Logotype for IDEAYA Biosciences Inc

Proxy filing summary

29 Apr, 2026

Executive summary

  • The annual meeting will be held online on June 16, 2026, with voting on director elections, auditor ratification, and executive compensation proposals.

  • Shareholders of record as of April 20, 2026, are eligible to vote, with 87,860,920 shares outstanding.

  • The company uses a notice-only proxy delivery system, with materials available online and by request.

Voting matters and shareholder proposals

  • Three Class I directors are nominated for election to serve until 2029: Yujiro S. Hata, M. Garret Hampton, Ph.D., and Catherine J. Mackey, Ph.D.

  • Ratification of PricewaterhouseCoopers LLP as independent auditor for fiscal year ending December 31, 2026.

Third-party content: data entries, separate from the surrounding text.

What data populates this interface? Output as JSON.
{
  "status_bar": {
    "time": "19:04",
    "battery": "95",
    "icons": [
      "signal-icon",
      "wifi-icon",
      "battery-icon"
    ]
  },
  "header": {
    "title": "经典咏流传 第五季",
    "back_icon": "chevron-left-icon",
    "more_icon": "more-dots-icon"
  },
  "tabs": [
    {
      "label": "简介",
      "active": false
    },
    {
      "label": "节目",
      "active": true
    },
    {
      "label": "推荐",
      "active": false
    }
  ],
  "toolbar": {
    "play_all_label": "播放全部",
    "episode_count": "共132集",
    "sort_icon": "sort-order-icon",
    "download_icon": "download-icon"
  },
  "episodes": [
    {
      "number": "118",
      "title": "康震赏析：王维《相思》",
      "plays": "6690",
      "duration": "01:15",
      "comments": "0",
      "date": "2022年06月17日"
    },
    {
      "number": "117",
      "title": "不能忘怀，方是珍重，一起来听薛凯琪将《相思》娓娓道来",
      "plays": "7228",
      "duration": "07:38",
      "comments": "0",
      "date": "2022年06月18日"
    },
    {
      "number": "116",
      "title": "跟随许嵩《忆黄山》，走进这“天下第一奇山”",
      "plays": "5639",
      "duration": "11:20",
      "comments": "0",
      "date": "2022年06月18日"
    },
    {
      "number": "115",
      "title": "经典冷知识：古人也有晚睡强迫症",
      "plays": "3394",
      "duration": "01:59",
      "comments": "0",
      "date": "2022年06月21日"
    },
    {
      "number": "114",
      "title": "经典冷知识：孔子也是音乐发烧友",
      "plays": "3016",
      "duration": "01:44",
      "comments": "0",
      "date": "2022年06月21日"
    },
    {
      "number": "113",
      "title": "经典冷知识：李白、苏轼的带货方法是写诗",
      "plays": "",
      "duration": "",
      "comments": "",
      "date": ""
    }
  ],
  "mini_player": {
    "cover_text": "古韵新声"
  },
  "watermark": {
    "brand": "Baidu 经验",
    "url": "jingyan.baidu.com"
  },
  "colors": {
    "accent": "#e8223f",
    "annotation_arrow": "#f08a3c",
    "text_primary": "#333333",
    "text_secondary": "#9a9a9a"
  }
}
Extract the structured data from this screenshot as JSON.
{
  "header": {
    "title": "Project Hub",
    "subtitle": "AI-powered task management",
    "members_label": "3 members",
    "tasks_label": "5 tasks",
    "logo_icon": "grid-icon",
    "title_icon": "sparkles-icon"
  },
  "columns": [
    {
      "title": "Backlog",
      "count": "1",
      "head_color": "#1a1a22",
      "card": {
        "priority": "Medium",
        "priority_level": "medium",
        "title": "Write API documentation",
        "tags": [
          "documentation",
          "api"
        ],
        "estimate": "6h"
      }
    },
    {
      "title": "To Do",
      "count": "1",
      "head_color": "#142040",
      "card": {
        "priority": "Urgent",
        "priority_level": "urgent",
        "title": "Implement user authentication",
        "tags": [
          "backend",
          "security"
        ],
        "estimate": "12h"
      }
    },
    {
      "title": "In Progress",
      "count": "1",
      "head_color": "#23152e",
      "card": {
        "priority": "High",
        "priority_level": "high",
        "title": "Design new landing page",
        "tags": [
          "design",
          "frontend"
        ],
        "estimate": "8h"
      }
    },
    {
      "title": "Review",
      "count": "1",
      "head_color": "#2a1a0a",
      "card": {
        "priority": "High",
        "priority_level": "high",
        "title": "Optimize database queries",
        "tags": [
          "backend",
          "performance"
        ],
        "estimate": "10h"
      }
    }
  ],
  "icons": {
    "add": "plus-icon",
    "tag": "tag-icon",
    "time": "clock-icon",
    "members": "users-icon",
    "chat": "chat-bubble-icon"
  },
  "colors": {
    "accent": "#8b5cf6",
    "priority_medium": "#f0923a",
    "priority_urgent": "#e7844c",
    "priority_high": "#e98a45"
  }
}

  • Advisory vote on executive compensation (say-on-pay) is included.

  • Board recommends voting FOR all proposals.

Board of directors and corporate governance

  • Board consists of seven directors divided into three staggered classes, with detailed biographies and qualifications provided.

  • Majority of directors are independent per Nasdaq standards; only the CEO is not independent.

  • Board committees include Audit, Compensation, and Nominating and Corporate Governance, all composed of independent directors.

  • Board met six times in 2025; all directors attended at least 75% of meetings.

  • Anti-hedging and insider trading policies are in place for directors and employees.